Out of these, 35 were unsuccessful while two have been upheld but so far the FSCS has only paid out £209.

The two claims related to regulated collective investment schemes and investment bonds, it said.

According to the FSCS, claims submitted against Greyfriars typically relate to a number of investment portfolios offered by the DFM. 

The portfolios were numbered one to six and the Financial Conduct Authority (FCA) had previously expressed concerns about Greyfriars’ Portfolio Six (P6) offering in particular.

In 2016 the FCA instructed Greyfriars to stop accepting any new money into the Greyfriars Asset Management Portfolio Six on a permanent basis.

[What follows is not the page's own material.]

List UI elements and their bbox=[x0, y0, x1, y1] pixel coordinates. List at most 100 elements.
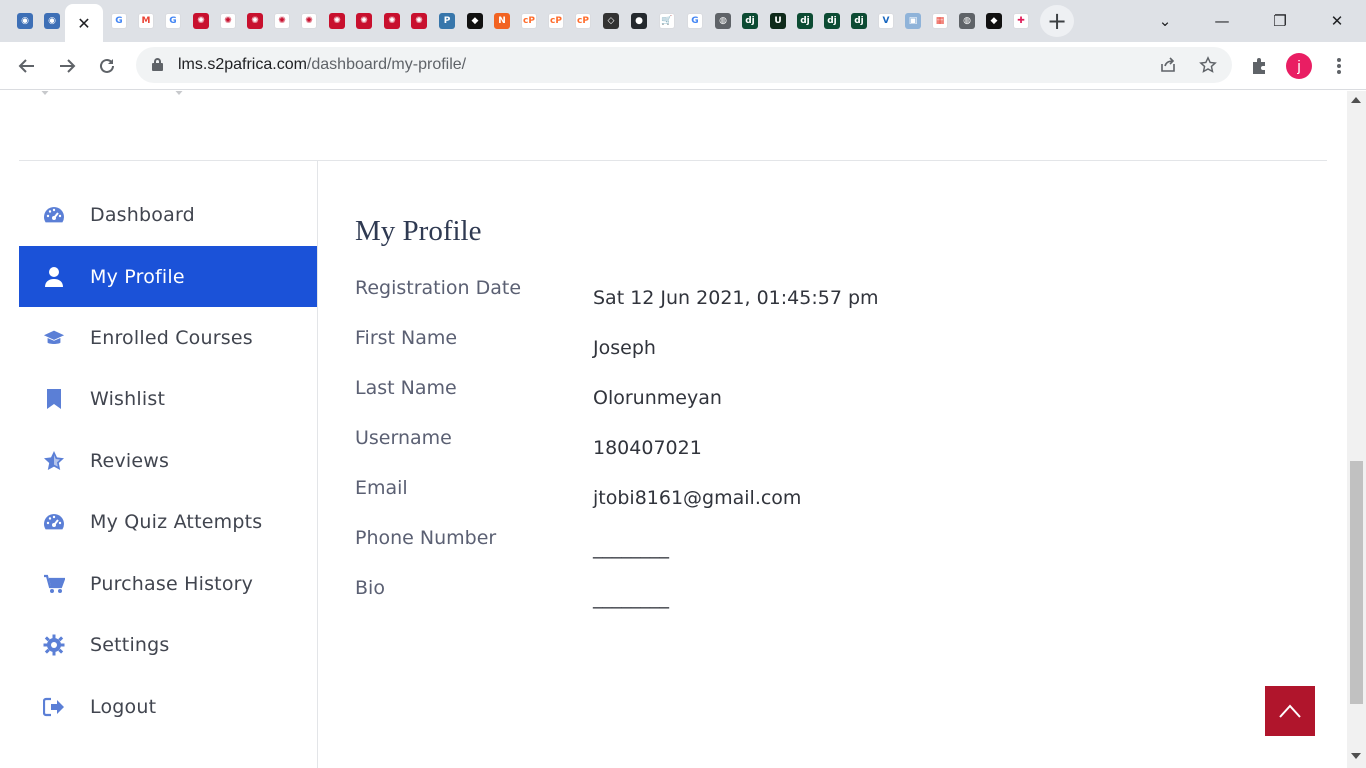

Greyfriars’ P6 was a variety of unregulated overseas property-based corporate bonds, with at least one of these since going into administration. 

Meanwhile, some of the other claims relate to self-invested personal pensions, pension advice and personal pension opt outs.

Greyfriars was declared in default by the FSCS in April, after the lifeboat fund received at least one eligible claim against the firm.

Administrators had been appointed to Greyfrairs in October 2018, shortly after Hartley Pensions bought the wealth manager's Sipp and small self-administered scheme (Ssas) businesses for £820,000.

The advisory arm of Greyfriars was sold to Insight Financial Associates for £440,000 in the same month, while its discretionary fund management division had already been wound down in 2017. 

The FSCS said it was aware that FCA authorised advisers may have recommended people to invest with Greyfriars or to transfer their existing pensions or investments through a Sipp.  

If the adviser is no longer trading, claims of this nature could also find themselves on the doorstep of the FSCS. 

One such adviser, Consumer Wealth, entered liquidation in January last year after receiving 13 Financial Ombudsman Service complaints against it.